May 21, 2025
Report

Energy Services Interface: Architecture, Requirements, and Agreements

Abstract

This report continues and extends the development of the Energy Services Interface (ESI) that recently has been led by the U.S. Department of Energy’s Grid Modernization Laboratory Consortium. The ESI is intended to facilitate the coordination of multiple, flexible energy resources that work in tandem to satisfy grid objectives by using performance attributes encoded within an ESI Service Template. The ESI relies on a pair of interfaces, representing the service requestor (the consumer of a service) and a service provider (who manages its resources per the agreed performance attributes) to achieve what is commonly known as a “grid service”. Due to its performance-driven approach, the ESI is hypothesized to be able to satisfy all common grid needs via only six common ESI service types.
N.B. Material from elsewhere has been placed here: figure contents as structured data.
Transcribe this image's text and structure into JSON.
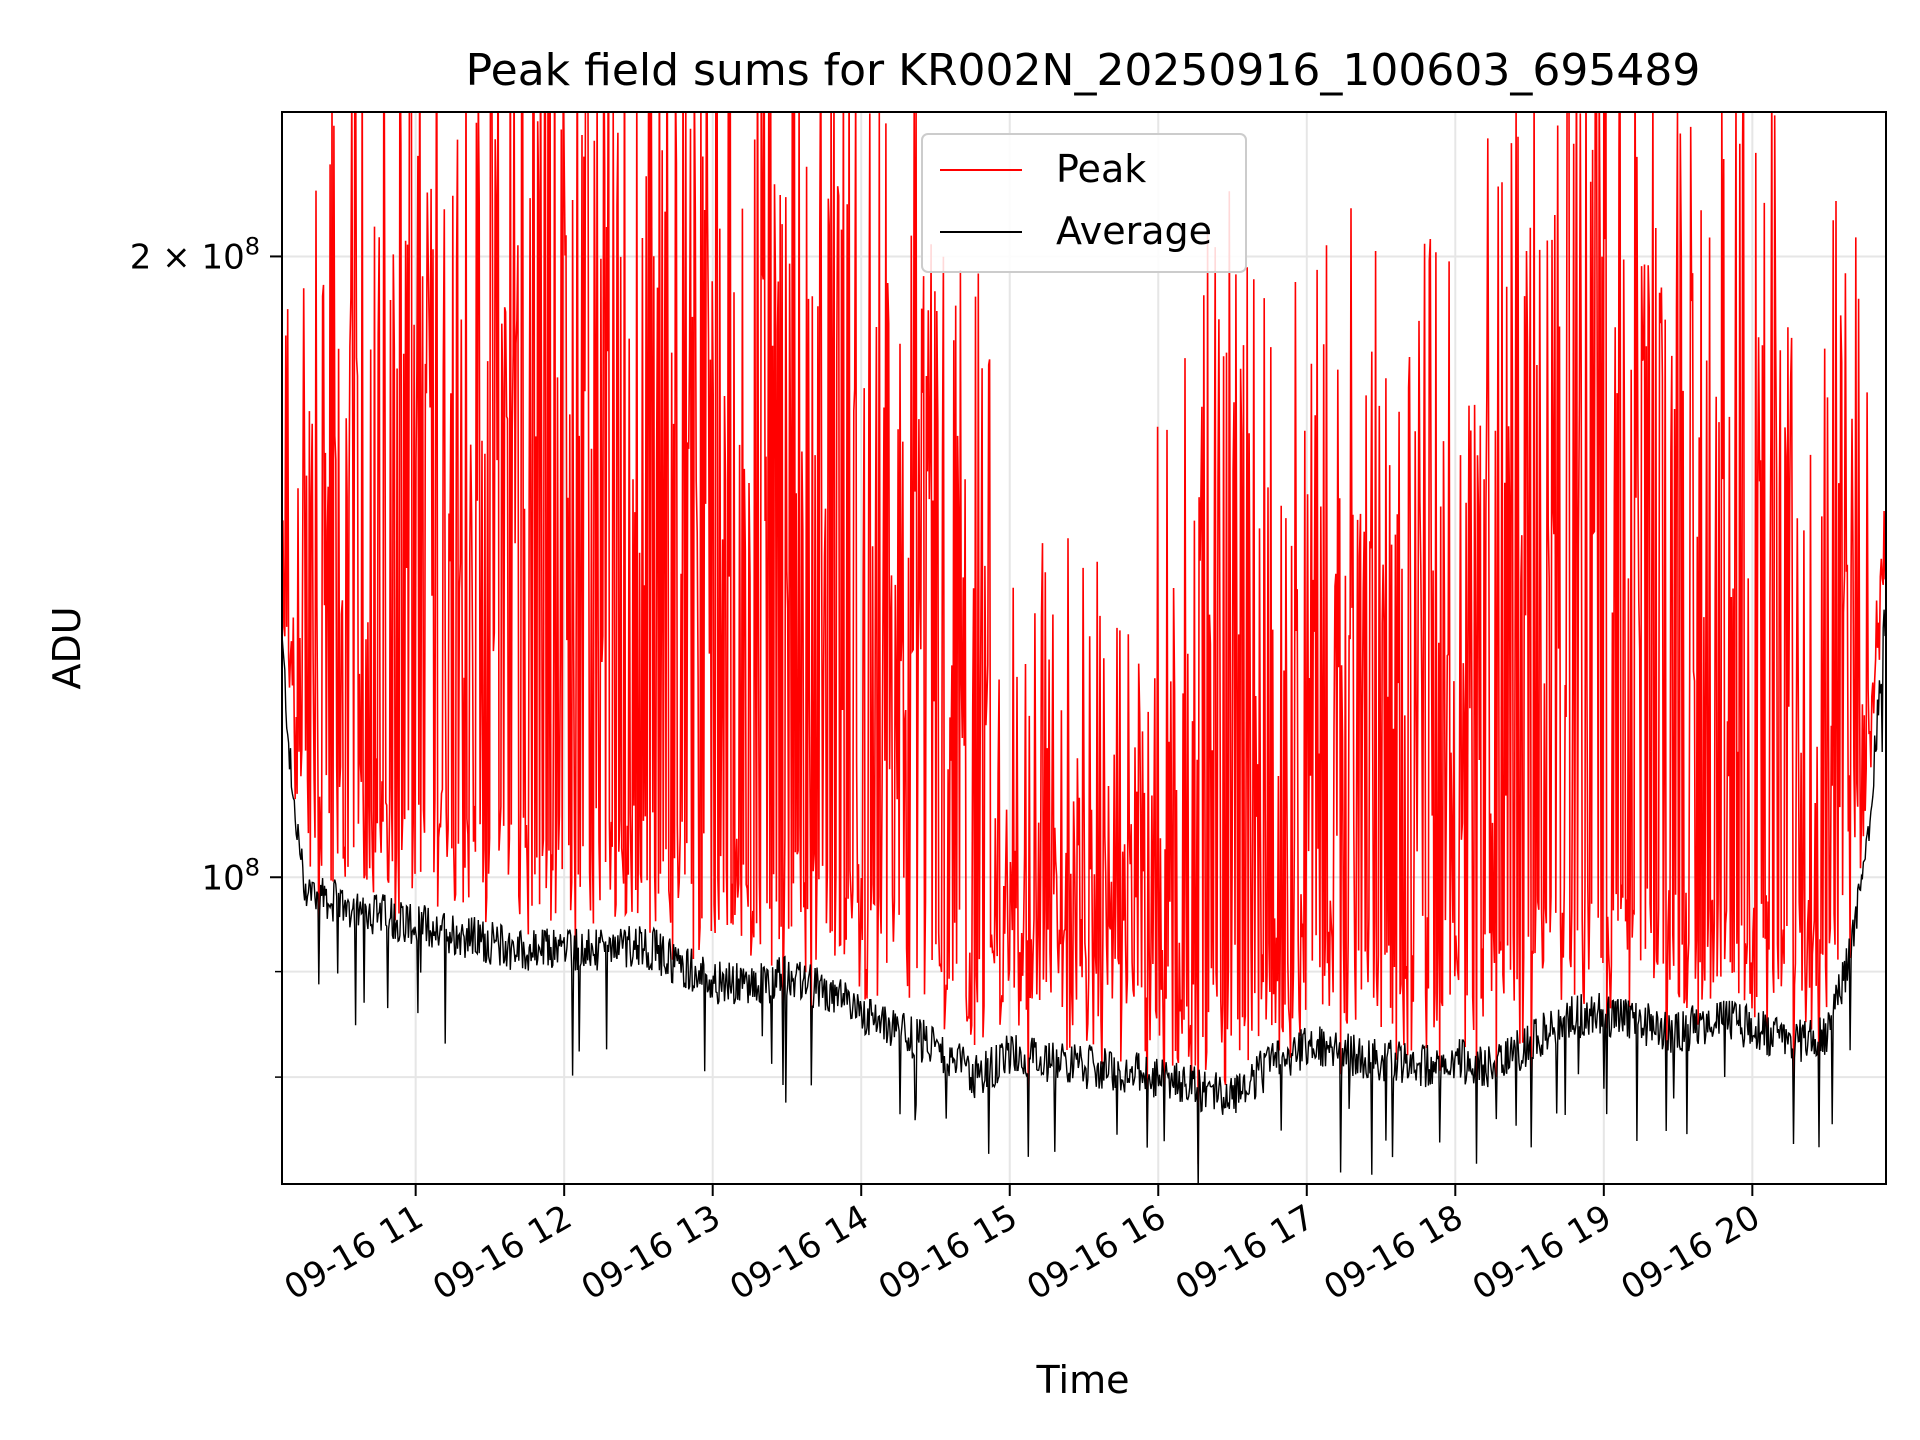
{
  "chart_data": {
    "type": "line",
    "title": "Peak field sums for KR002N_20250916_100603_695489",
    "xlabel": "Time",
    "ylabel": "ADU",
    "yscale": "log",
    "ylim": [
      71000000,
      235000000
    ],
    "xlim": [
      "2025-09-16 10:06",
      "2025-09-16 20:54"
    ],
    "x_ticks": [
      "09-16 11",
      "09-16 12",
      "09-16 13",
      "09-16 14",
      "09-16 15",
      "09-16 16",
      "09-16 17",
      "09-16 18",
      "09-16 19",
      "09-16 20"
    ],
    "y_ticks": [
      {
        "value": 100000000,
        "label_base": "10",
        "label_exp": "8"
      },
      {
        "value": 200000000,
        "label_base": "2 × 10",
        "label_exp": "8"
      }
    ],
    "y_minor_ticks": [
      80000000,
      90000000
    ],
    "grid": true,
    "legend_position": "upper center",
    "series": [
      {
        "name": "Peak",
        "color": "#ff0000",
        "points": [
          [
            "10:06",
            135000000
          ],
          [
            "10:12",
            160000000
          ],
          [
            "10:30",
            190000000
          ],
          [
            "10:45",
            215000000
          ],
          [
            "11:00",
            225000000
          ],
          [
            "11:15",
            220000000
          ],
          [
            "11:30",
            215000000
          ],
          [
            "11:45",
            228000000
          ],
          [
            "12:00",
            230000000
          ],
          [
            "12:15",
            232000000
          ],
          [
            "12:30",
            230000000
          ],
          [
            "12:45",
            228000000
          ],
          [
            "13:00",
            225000000
          ],
          [
            "13:15",
            222000000
          ],
          [
            "13:30",
            215000000
          ],
          [
            "13:45",
            210000000
          ],
          [
            "14:00",
            185000000
          ],
          [
            "14:15",
            175000000
          ],
          [
            "14:30",
            195000000
          ],
          [
            "14:45",
            165000000
          ],
          [
            "15:00",
            105000000
          ],
          [
            "15:15",
            108000000
          ],
          [
            "15:30",
            110000000
          ],
          [
            "15:45",
            102000000
          ],
          [
            "16:00",
            125000000
          ],
          [
            "16:15",
            150000000
          ],
          [
            "16:30",
            165000000
          ],
          [
            "16:45",
            150000000
          ],
          [
            "17:00",
            155000000
          ],
          [
            "17:15",
            160000000
          ],
          [
            "17:30",
            150000000
          ],
          [
            "17:45",
            155000000
          ],
          [
            "18:00",
            165000000
          ],
          [
            "18:15",
            175000000
          ],
          [
            "18:30",
            195000000
          ],
          [
            "18:45",
            220000000
          ],
          [
            "19:00",
            230000000
          ],
          [
            "19:15",
            205000000
          ],
          [
            "19:30",
            185000000
          ],
          [
            "19:45",
            175000000
          ],
          [
            "20:00",
            200000000
          ],
          [
            "20:15",
            185000000
          ],
          [
            "20:30",
            175000000
          ],
          [
            "20:45",
            150000000
          ],
          [
            "20:54",
            140000000
          ]
        ]
      },
      {
        "name": "Average",
        "color": "#000000",
        "points": [
          [
            "10:06",
            130000000
          ],
          [
            "10:10",
            110000000
          ],
          [
            "10:15",
            99000000
          ],
          [
            "10:30",
            97000000
          ],
          [
            "10:45",
            96000000
          ],
          [
            "11:00",
            95000000
          ],
          [
            "11:15",
            94000000
          ],
          [
            "11:30",
            93000000
          ],
          [
            "11:45",
            92000000
          ],
          [
            "12:00",
            92500000
          ],
          [
            "12:15",
            92000000
          ],
          [
            "12:30",
            93000000
          ],
          [
            "12:45",
            91000000
          ],
          [
            "13:00",
            89000000
          ],
          [
            "13:15",
            88500000
          ],
          [
            "13:30",
            89500000
          ],
          [
            "13:45",
            88000000
          ],
          [
            "14:00",
            86000000
          ],
          [
            "14:15",
            84000000
          ],
          [
            "14:30",
            83000000
          ],
          [
            "14:45",
            80000000
          ],
          [
            "15:00",
            82000000
          ],
          [
            "15:15",
            81500000
          ],
          [
            "15:30",
            81000000
          ],
          [
            "15:45",
            80500000
          ],
          [
            "16:00",
            80000000
          ],
          [
            "16:15",
            79000000
          ],
          [
            "16:30",
            78500000
          ],
          [
            "16:45",
            81000000
          ],
          [
            "17:00",
            83000000
          ],
          [
            "17:15",
            82000000
          ],
          [
            "17:30",
            81500000
          ],
          [
            "17:45",
            81000000
          ],
          [
            "18:00",
            81500000
          ],
          [
            "18:15",
            81000000
          ],
          [
            "18:30",
            83000000
          ],
          [
            "18:45",
            85500000
          ],
          [
            "19:00",
            86000000
          ],
          [
            "19:15",
            85000000
          ],
          [
            "19:30",
            84000000
          ],
          [
            "19:45",
            85500000
          ],
          [
            "20:00",
            84500000
          ],
          [
            "20:15",
            83000000
          ],
          [
            "20:30",
            84000000
          ],
          [
            "20:40",
            92000000
          ],
          [
            "20:48",
            108000000
          ],
          [
            "20:54",
            135000000
          ]
        ]
      }
    ]
  }
}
This report first reviews the status of ESI development, including its fundamental tenets. The report makes three important contributions to ESI development: First, it recognizes the similarity between service level agreements and the contract-like agreements that would be needed between energy service requestors and providers and recommends that ESI service agreements be modeled after the web services agreement specification. Second, whereas prior development efforts had focused on a flat, five-stage lifecycle, this report asserts that the ESI should have three behavioral layers in its architecture—the discovery, agreement, and service layers. Finally, this report offers concrete requirements that should be useful toward the development of the service requestors’ and service providers’ respective communications interfaces.

Published: May 21, 2025

Citation

Hammerstrom D.J., D.J. Sebastian Cardenas, and J.T. Kolln. 2024. Energy Services Interface: Architecture, Requirements, and Agreements Richland, WA: Pacific Northwest National Laboratory.